Desde un despertar que descubre las cosas, en donde, por ejemplo, contemplar el fruto, la hoja y el árbol es apropiarse y sentir “el latido amoroso” de una “silenciosa entrega”:

“Mirar al fruto y sentir.

quedar allí,

junto a su lumbre

escuchando,

amando,

… (5)

“Arribar a la hoja

y saber que jamás la habíamos habitado

y quedarnos con ella

aspirando su lento fluir

su tímida convulsión

… (6)

“…

que el árbol entre

para aprender a distinguir su cuerpo

y poseerlo

hasta sentir que en los espacios

vibra únicamente el latido amoroso

de su silenciosa entrega” (7).

Hasta la constatación de que a cada cosa va adjunta su voz, instante privilegiado que sólo puede aflorar cuando las pupilas de un niño tocan lo hondo de la tierra: “Va el niño./ Va hacia donde están los aires, las lluvias, los hombres. / Y sólo si sus pupilas tocan lo hondo de la tierra se le ofrece el nombre…” (8).

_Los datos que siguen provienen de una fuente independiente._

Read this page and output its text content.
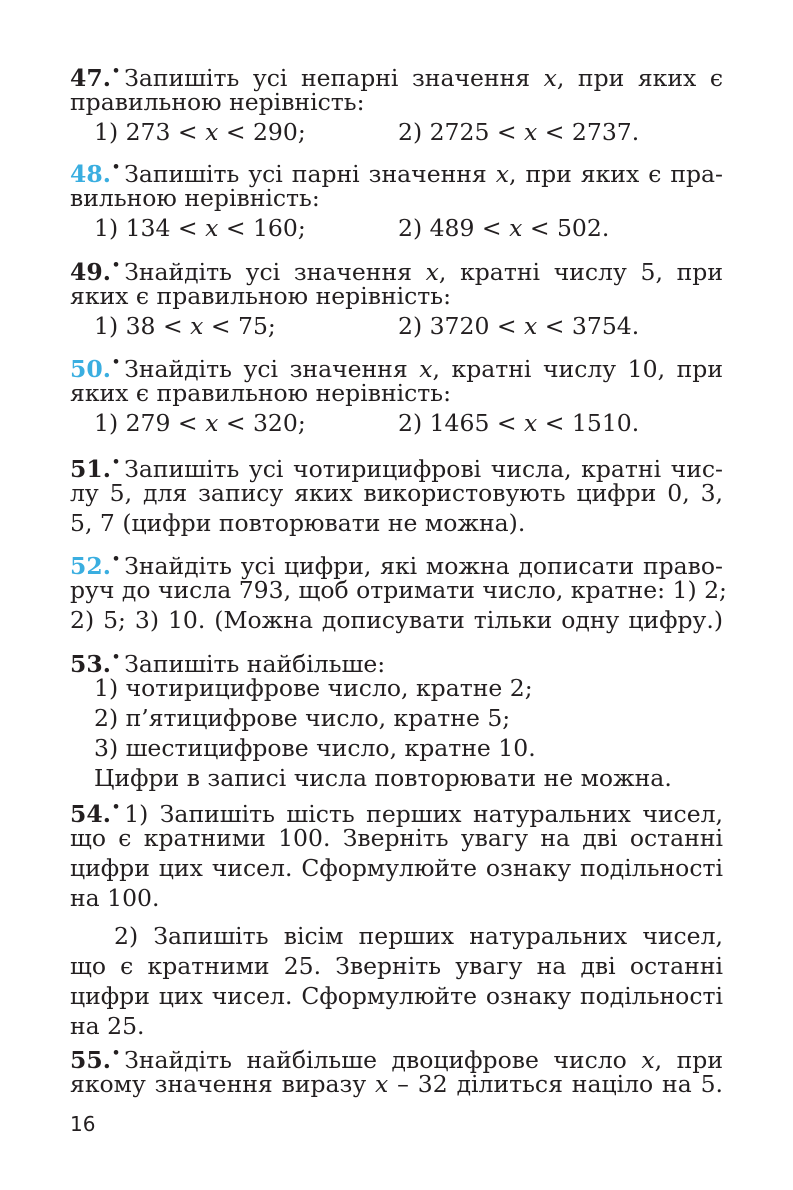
47.• Запишіть усі непарні значення x, при яких є
правильною нерівність:
1) 273 < x < 290;	2) 2725 < x < 2737.
48.• Запишіть усі парні значення x, при яких є пра-
вильною нерівність:
1) 134 < x < 160;	2) 489 < x < 502.
49.• Знайдіть усі значення x, кратні числу 5, при
яких є правильною нерівність:
1) 38 < x < 75;	2) 3720 < x < 3754.
50.• Знайдіть усі значення x, кратні числу 10, при
яких є правильною нерівність:
1) 279 < x < 320;	2) 1465 < x < 1510.
51.• Запишіть усі чотирицифрові числа, кратні чис-
лу 5, для запису яких використовують цифри 0, 3,
5, 7 (цифри повторювати не можна).
52.• Знайдіть усі цифри, які можна дописати право-
руч до числа 793, щоб отримати число, кратне: 1) 2;
2) 5; 3) 10. (Можна дописувати тільки одну цифру.)
53.• Запишіть найбільше:
1) чотирицифрове число, кратне 2;
2) п’ятицифрове число, кратне 5;
3) шестицифрове число, кратне 10.
Цифри в записі числа повторювати не можна.
54.• 1) Запишіть шість перших натуральних чисел,
що є кратними 100. Зверніть увагу на дві останні
цифри цих чисел. Сформулюйте ознаку подільності
на 100.
2) Запишіть вісім перших натуральних чисел,
що є кратними 25. Зверніть увагу на дві останні
цифри цих чисел. Сформулюйте ознаку подільності
на 25.
55.• Знайдіть найбільше двоцифрове число x, при
якому значення виразу x – 32 ділиться націло на 5.
16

Cada palabra busca recrear la sorpresa de ese primer instante que devela la existencia de los objetos y de nosotros con el mundo:

“Digo mar

y resplandecen las rodelas

y se alargan los alcores

mas sólo he pronunciado

aquella voz primaria

con la que el hombre

se unió a la tierra y a los cielos” (9).

Esta voz no es simple simulacro porque al retumbar, “igual al árbol, / al viento,/ a la arena, / ella también posee” y, como frágil embarcación, recorre cielo y tierra para otorgar “la primaria y única ofrenda” propiciatoria del nacimiento:

“…

La palabra

pequeña nube

pequeña embarcación

que recorre todos los extremos

del cielo y de la tierra

llevando consigo aquella

primaria y única ofrenda

de la que nacieron astro,

césped

pupila y sol…” (10).

Entonces, porque cada palabra ciñe en su nombrar con ese “peso de las cosas que si vamos a nombrar estalla” (11), pueden tejerse redes unitarias de sentido en las que “el enlace se asienta con la reciedumbre del pedestal encajado en la tierra” (12).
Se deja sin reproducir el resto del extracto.